Dalam hal ini, gender yang dirugikan dan mendapatkan beban pekerjaan yang lebih banyak itu sebenarnya bisa siapa saja.
Bisa laki-laki, bisa juga perempuan. Tetapi, dalam kenyataannya di lapangan. Selalu saja jenis kelamin perempuan yang mengalami double burden. Jarang sekali, bahkan tidak ada laki-laki yang dikabarkan mendapat beban lebih banyak daripada perempuan.
Apa penyebab double burden, sehingga perempuan yang selalu menjadi korban?
Seperti dikutip dari laman kemdikbud.go.id, bahwa ada beberapa hal yang menjadi penyebab terjadinya double burden pada perempuan dalam rumah tangga.
1. Pelabelan sifat-sifat tertentu (stereotip).

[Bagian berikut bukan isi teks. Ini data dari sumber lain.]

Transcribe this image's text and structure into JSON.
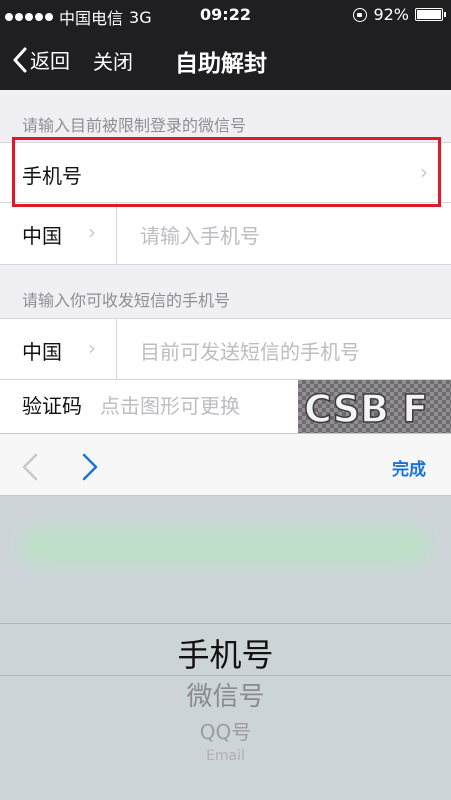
{
  "status_bar": {
    "carrier": "中国电信",
    "network": "3G",
    "time": "09:22",
    "battery": "92%",
    "battery_level": 0.92
  },
  "nav": {
    "back_label": "返回",
    "close_label": "关闭",
    "title": "自助解封"
  },
  "section1": {
    "header": "请输入目前被限制登录的微信号",
    "account_type": "手机号",
    "country": "中国",
    "phone_placeholder": "请输入手机号"
  },
  "section2": {
    "header": "请输入你可收发短信的手机号",
    "country": "中国",
    "phone_placeholder": "目前可发送短信的手机号",
    "captcha_label": "验证码",
    "captcha_placeholder": "点击图形可更换",
    "captcha_text": "CSB F"
  },
  "toolbar": {
    "done_label": "完成"
  },
  "picker": {
    "options": [
      "手机号",
      "微信号",
      "QQ号",
      "Email"
    ],
    "selected": "手机号"
  },
  "colors": {
    "highlight": "#e0182a",
    "accent": "#1a73d9"
  }
}
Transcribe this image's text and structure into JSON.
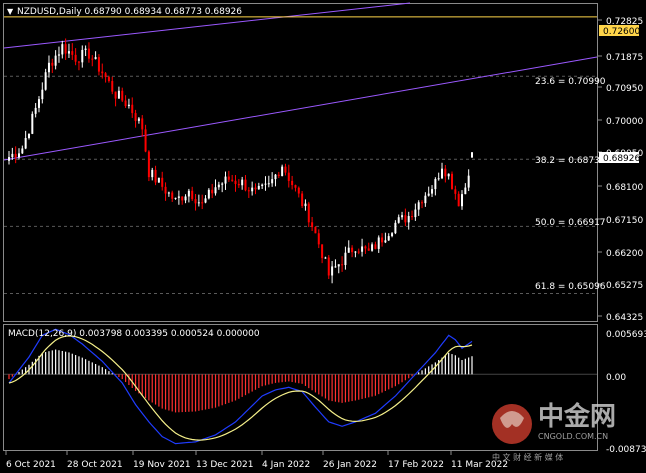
{
  "price_header": {
    "arrow": "▼",
    "text": "NZDUSD,Daily  0.68790 0.68934 0.68773 0.68926"
  },
  "macd_header": "MACD(12,26,9) 0.003798 0.003395 0.000524 0.000000",
  "colors": {
    "background": "#000000",
    "grid": "#5a5a5a",
    "bull": "#ffffff",
    "bear": "#ff0000",
    "channel": "#9b59ff",
    "level": "#ffd54a",
    "macd_line": "#1f3cff",
    "signal_line": "#f5f08a",
    "hist_pos": "#ffffff",
    "hist_neg": "#ff3030"
  },
  "price_axis": [
    "0.72825",
    "0.71875",
    "0.70950",
    "0.70000",
    "0.69050",
    "0.68100",
    "0.67150",
    "0.66200",
    "0.65275",
    "0.64325"
  ],
  "macd_axis": [
    "0.005693",
    "0.00",
    "-0.008739"
  ],
  "date_labels": [
    "6 Oct 2021",
    "28 Oct 2021",
    "19 Nov 2021",
    "13 Dec 2021",
    "4 Jan 2022",
    "26 Jan 2022",
    "17 Feb 2022",
    "11 Mar 2022"
  ],
  "level_label": "0.72600",
  "current_price_label": "0.68926",
  "fib_labels": [
    "23.6 = 0.70990",
    "38.2 = 0.68737",
    "50.0 = 0.66917",
    "61.8 = 0.65096"
  ],
  "watermark": {
    "brand": "中金网",
    "url": "CNGOLD.COM.CN",
    "slogan": "中 文 财 经 新 媒 体"
  },
  "chart_data": {
    "type": "candlestick",
    "symbol": "NZDUSD",
    "timeframe": "Daily",
    "last_bar": {
      "open": 0.6879,
      "high": 0.68934,
      "low": 0.68773,
      "close": 0.68926
    },
    "ylim": [
      0.6435,
      0.7295
    ],
    "horizontal_levels": [
      0.726
    ],
    "fib_levels": [
      {
        "label": "23.6",
        "value": 0.7099
      },
      {
        "label": "38.2",
        "value": 0.68737
      },
      {
        "label": "50.0",
        "value": 0.66917
      },
      {
        "label": "61.8",
        "value": 0.65096
      }
    ],
    "anchors": [
      [
        0,
        0.688
      ],
      [
        4,
        0.6905
      ],
      [
        8,
        0.701
      ],
      [
        12,
        0.713
      ],
      [
        16,
        0.718
      ],
      [
        20,
        0.715
      ],
      [
        24,
        0.716
      ],
      [
        28,
        0.711
      ],
      [
        32,
        0.705
      ],
      [
        36,
        0.702
      ],
      [
        40,
        0.696
      ],
      [
        42,
        0.684
      ],
      [
        46,
        0.68
      ],
      [
        50,
        0.676
      ],
      [
        54,
        0.679
      ],
      [
        58,
        0.675
      ],
      [
        62,
        0.68
      ],
      [
        66,
        0.682
      ],
      [
        70,
        0.681
      ],
      [
        74,
        0.678
      ],
      [
        78,
        0.68
      ],
      [
        82,
        0.686
      ],
      [
        86,
        0.679
      ],
      [
        90,
        0.672
      ],
      [
        94,
        0.662
      ],
      [
        96,
        0.656
      ],
      [
        100,
        0.66
      ],
      [
        104,
        0.664
      ],
      [
        108,
        0.662
      ],
      [
        112,
        0.666
      ],
      [
        116,
        0.67
      ],
      [
        120,
        0.672
      ],
      [
        124,
        0.677
      ],
      [
        128,
        0.681
      ],
      [
        130,
        0.686
      ],
      [
        132,
        0.683
      ],
      [
        135,
        0.676
      ],
      [
        137,
        0.68
      ],
      [
        139,
        0.6893
      ]
    ],
    "macd": {
      "ylim": [
        -0.008739,
        0.005693
      ],
      "anchors": [
        [
          0,
          -0.001
        ],
        [
          6,
          0.002
        ],
        [
          10,
          0.0045
        ],
        [
          14,
          0.0052
        ],
        [
          18,
          0.0046
        ],
        [
          22,
          0.0035
        ],
        [
          28,
          0.0015
        ],
        [
          34,
          -0.001
        ],
        [
          38,
          -0.0035
        ],
        [
          42,
          -0.0055
        ],
        [
          46,
          -0.0072
        ],
        [
          50,
          -0.008
        ],
        [
          56,
          -0.0078
        ],
        [
          62,
          -0.007
        ],
        [
          68,
          -0.0055
        ],
        [
          72,
          -0.004
        ],
        [
          76,
          -0.0025
        ],
        [
          80,
          -0.0018
        ],
        [
          84,
          -0.0015
        ],
        [
          88,
          -0.002
        ],
        [
          92,
          -0.0038
        ],
        [
          96,
          -0.0055
        ],
        [
          100,
          -0.006
        ],
        [
          104,
          -0.0055
        ],
        [
          110,
          -0.0045
        ],
        [
          116,
          -0.0025
        ],
        [
          122,
          0.0
        ],
        [
          128,
          0.0025
        ],
        [
          132,
          0.0045
        ],
        [
          134,
          0.004
        ],
        [
          136,
          0.003
        ],
        [
          139,
          0.0038
        ]
      ]
    }
  }
}
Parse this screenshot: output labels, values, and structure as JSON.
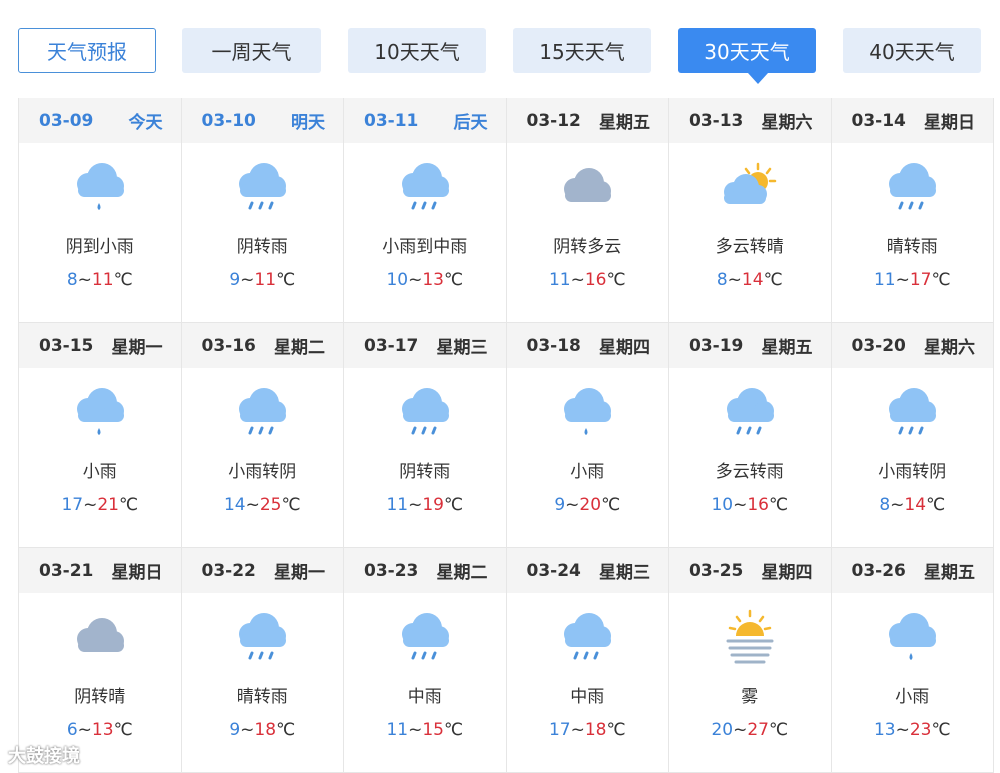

Perempuan dalam kehidupan ini dilabeli dengan sifat-sifatnya yang baik, lemah lembut, keibuan, suka mengurus, merawat, dan membantu orang lain.
Pelabelan berdasarkan sifat-sifay tersebut, tampak dari permukaan seperti sedang memuji dan menyanjung. Namun, ternyata di balik itu, pelabelan tersebut mengantarkan perempuan pada pekerjaan-pekerjaan yang bersifat domestik.
Bukan saja menjadikan perempuan sebagai pelayan bagi orang lain. Dalam hal ini, melayani suami, orang tua, dan anak-anak yang mau tidak mau harus menjadi tanggung jawabnya.
Perempuan juga rentan mendapatkan beban yang berlebih terkait stereotip tersebut. Apalagi, bila ia juga berperan sebagai wanita karir yang harus bekerja di luar rumah.
2. Pemiskinan ekonomi terhadap perempuan.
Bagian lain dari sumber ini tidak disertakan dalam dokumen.